As I sit here writing this I realize it’s been nearly two years since I’ve done any writing. Through the tears running down my cheek I realize for the first time in 6 months how alone I feel. For the past 12 years I’ve had my mother living with me. For the past 6 she’s been showing the signs of Alzheimer’s Disease, something I was already familiar with because her mother suffered from this disease before her.
Last November, her condition finally got to the stage I could no longer take care of her in my home and had to make the horrific decision to move her to a full-time Memory Care facility. She’s better off there, I’m better off too, as care-giving has started affecting my own health.
Divorced since 2006, I haven’t really lived alone since my early 20’s, nearly 45 years. It’s slowly coming to my attention that I don’t like it much. Aside from eating alone, watching movies alone, binging Netflix alone and sleeping alone, there’s also no intimate affection to be found. My little dog likes to snuggle, but it’s just not the same!
They say, “time fly’s when you’re having fun”, well that’s not quite true… it fly’s even when you’re not! Where has my life gone? I still think of myself as a young person, maybe not 23 or 38 any longer since my daughter turned 40, but I’m not ready to settle into becoming a senior either. I may not be as spry as I once was, but my heart, mind and soul are and there’s still a size 6 inside my size 18 body too!

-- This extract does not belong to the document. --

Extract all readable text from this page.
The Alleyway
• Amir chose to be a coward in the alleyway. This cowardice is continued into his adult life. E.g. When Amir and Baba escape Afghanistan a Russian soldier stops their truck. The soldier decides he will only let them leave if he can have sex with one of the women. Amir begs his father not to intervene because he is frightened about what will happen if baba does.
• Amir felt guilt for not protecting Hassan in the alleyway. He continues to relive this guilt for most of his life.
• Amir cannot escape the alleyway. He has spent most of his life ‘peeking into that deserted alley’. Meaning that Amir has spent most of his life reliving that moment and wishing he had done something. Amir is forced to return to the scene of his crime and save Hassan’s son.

Where do women in their 60s find a younger companion and lover? I’ve tried several of the on-line dating sites but found them lacking; many of the men are not sincere, many more are scammers and then there are the ones that are just plain creepy. I know you’re probably thinking right now… What? A woman in her 60s still wants to have sex? YES! But more than that I want a relationship too. Simply stated, my imagination runs towards an older Christian Grey, although at my age maybe not all the “kinky f*ckery”. (If you don’t know who he is… Google it!)
In hindsight, all I can say at this point is, stay as active as long as you can! Old age will come soon enough, sooner than you expect and sooner than you desire. Keep your friends and family close, share your deepest thoughts with someone, even it it is through a blog post. Let your hobbies, movies or music take you back in time, sustain your present or transport you to a brighter future.
And don’t grow old alone, if you have a choice.